After a library visit

I was browsing the new arrivals at the library and ran across a book by Adam Carolla. He is the tv host you may remember from "Loveline" and "The Man Show". I don't remember the title but the cover has a photo of him in a leather jacket and hat riding a kid's bicycle. The jacket summarizes it as Carolla taking on everything wrong in society. A society where men can't be men, people don't know their place and a bunch of other stuff that entitled, middle-aged white men complain about. It's the kind of thing that is inconsequential, old as the world and makes liberals annoyed. I coulnd't help stealing a glance inside.

The particular chapter I ran across was a complaint about minimum wage workers who create unnecessary obstacles in Carolla's way when he is trying to meet important people and do his very important job. They should know their place, dammit, and they are probably paid too much. The lack of any self-awareness is telling. It looks like he is trying to share a complaint that anyone can relate to but I don't think most people have much occasion to go backstage at some big show and run into these low paid gatekeepers. Other than TSA agents I suppose, but even then most people don't fly often enough for it to really irritate them. Resentment is a two way street, buddy.

What bothers me most about this book is that these grumblings that are no more perceptive, no more profound, not even better written than anyone else's, despite Carolla's ostensible role as a funnyman, are given the distribution and endorsement that come with a book deal. Not only is this overpaid oaf peeved but the world has to know about it. I suppose this post is starting to become akin to that book.
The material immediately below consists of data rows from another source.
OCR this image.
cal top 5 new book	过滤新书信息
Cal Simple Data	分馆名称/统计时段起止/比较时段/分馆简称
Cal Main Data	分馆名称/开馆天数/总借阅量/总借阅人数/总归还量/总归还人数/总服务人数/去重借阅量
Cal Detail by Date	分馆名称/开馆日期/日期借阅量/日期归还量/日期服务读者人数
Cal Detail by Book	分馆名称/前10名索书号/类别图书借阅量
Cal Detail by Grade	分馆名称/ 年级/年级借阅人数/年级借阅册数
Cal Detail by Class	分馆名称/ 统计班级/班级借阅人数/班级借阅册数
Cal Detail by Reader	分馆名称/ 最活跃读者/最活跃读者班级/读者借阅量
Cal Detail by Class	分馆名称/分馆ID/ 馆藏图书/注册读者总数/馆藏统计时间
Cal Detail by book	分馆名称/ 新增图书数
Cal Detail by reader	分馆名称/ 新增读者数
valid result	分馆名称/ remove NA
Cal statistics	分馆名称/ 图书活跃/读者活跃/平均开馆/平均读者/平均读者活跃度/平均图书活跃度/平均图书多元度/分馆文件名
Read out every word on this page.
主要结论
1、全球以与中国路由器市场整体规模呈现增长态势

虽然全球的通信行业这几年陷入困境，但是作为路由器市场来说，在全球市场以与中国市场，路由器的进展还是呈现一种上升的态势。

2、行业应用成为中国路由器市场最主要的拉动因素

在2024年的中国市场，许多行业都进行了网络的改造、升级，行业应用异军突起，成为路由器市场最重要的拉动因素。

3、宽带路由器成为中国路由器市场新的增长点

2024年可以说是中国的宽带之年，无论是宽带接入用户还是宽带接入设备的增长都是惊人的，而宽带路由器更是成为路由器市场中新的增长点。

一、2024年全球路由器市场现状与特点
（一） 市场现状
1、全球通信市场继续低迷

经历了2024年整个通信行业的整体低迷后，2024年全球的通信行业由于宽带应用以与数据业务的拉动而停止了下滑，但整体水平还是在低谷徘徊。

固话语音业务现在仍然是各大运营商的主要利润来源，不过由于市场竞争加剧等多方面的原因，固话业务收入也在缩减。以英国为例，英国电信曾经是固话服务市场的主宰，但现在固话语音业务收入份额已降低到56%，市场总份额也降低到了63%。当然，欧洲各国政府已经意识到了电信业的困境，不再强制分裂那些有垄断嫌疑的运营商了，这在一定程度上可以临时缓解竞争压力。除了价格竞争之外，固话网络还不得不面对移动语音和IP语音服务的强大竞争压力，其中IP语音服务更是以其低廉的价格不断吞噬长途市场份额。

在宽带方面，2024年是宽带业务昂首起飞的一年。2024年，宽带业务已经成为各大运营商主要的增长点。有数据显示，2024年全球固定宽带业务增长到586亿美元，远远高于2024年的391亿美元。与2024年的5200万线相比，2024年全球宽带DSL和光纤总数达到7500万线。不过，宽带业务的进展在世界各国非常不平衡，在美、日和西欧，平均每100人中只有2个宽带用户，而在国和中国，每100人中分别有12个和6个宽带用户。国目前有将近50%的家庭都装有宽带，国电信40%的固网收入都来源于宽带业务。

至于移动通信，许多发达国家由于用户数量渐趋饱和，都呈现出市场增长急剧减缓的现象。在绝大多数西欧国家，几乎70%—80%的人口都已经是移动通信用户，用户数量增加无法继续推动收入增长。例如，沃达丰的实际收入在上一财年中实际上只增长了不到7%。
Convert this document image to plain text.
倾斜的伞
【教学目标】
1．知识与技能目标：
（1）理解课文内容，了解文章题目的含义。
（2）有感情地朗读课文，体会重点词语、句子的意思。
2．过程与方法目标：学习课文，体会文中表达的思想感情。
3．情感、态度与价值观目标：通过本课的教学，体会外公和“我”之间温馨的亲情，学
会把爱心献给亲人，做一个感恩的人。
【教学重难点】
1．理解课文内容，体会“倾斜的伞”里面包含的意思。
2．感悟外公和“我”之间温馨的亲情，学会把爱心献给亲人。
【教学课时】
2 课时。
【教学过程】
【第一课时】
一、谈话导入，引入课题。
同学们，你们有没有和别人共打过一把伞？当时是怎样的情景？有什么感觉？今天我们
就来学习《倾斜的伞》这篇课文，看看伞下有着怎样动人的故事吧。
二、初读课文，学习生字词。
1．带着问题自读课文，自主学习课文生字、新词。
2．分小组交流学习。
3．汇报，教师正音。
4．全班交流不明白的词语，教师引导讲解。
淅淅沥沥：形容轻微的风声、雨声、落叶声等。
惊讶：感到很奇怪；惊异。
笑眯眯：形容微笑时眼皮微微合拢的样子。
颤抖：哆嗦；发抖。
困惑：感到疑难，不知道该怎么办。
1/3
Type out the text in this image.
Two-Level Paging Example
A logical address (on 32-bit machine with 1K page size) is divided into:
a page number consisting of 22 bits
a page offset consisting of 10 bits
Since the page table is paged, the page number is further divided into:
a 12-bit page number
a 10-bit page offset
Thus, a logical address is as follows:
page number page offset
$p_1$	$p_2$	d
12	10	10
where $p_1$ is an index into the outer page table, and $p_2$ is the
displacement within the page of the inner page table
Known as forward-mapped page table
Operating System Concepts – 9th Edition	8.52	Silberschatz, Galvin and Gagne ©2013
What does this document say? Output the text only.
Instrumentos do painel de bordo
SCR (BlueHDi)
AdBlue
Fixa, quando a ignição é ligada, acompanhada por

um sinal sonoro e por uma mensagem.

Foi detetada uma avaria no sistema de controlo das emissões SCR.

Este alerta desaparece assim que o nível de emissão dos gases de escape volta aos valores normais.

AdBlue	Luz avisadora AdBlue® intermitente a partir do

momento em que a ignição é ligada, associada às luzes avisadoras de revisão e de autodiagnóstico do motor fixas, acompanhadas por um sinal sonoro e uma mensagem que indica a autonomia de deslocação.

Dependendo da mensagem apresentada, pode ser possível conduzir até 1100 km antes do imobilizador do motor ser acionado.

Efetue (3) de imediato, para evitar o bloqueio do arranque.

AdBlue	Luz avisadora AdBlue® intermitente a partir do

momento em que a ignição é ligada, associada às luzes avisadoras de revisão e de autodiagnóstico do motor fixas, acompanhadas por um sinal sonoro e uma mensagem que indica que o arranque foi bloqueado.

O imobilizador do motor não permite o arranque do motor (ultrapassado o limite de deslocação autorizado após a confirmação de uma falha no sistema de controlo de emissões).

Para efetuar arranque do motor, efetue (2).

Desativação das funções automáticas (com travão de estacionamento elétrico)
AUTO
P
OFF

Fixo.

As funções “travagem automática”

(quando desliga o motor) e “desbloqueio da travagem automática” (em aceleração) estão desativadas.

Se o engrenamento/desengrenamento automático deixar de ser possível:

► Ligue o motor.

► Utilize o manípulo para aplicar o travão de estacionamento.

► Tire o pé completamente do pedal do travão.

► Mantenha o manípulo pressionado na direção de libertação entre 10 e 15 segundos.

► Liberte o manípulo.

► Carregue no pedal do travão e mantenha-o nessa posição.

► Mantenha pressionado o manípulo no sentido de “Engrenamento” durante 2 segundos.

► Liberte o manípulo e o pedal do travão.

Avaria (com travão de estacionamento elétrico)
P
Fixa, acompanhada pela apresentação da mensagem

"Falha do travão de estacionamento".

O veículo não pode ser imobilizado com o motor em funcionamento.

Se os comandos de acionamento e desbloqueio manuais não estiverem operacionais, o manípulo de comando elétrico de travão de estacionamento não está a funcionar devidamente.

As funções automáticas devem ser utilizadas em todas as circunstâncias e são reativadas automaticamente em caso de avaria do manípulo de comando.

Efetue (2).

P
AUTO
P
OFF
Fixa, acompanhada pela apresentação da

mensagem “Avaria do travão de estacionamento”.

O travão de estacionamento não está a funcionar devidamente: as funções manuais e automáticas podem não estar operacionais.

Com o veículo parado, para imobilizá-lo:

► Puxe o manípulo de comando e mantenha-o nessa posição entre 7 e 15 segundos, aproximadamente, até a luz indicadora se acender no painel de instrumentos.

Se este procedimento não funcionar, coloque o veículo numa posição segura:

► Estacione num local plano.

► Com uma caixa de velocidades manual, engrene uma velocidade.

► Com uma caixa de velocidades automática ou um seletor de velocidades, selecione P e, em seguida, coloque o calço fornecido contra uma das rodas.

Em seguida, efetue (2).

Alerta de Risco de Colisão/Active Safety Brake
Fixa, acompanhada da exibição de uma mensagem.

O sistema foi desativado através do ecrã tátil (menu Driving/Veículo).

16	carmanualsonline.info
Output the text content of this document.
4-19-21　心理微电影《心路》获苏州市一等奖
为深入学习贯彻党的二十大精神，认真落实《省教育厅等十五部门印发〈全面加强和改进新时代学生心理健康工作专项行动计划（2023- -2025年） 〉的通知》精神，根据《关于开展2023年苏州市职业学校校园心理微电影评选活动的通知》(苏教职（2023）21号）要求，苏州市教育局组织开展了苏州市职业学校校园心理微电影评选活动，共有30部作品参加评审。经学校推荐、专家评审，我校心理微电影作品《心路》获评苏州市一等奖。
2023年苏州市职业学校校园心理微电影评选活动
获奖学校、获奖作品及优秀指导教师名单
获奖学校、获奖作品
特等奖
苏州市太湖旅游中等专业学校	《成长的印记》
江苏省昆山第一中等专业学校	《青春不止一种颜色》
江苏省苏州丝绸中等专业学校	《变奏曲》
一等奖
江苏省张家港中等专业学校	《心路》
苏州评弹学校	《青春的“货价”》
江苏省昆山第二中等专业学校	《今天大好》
To switch gears completely - I recently realised that I cannot read recent (from the last two or three decades) American novels. Of course there are good ones and bad ones in any era but the way the average representative of this set rankles me does not have any peers. I can't really put my finger on it but something about the subject matter, the characters, their concerns and the way they speak (this list hardly leaves anything) marks them as so irrelevant. No one talks like this or thinks like this and it doesn't say anything about my life, I think. I may just have to stick to essays and other non-fiction and possibly short stories.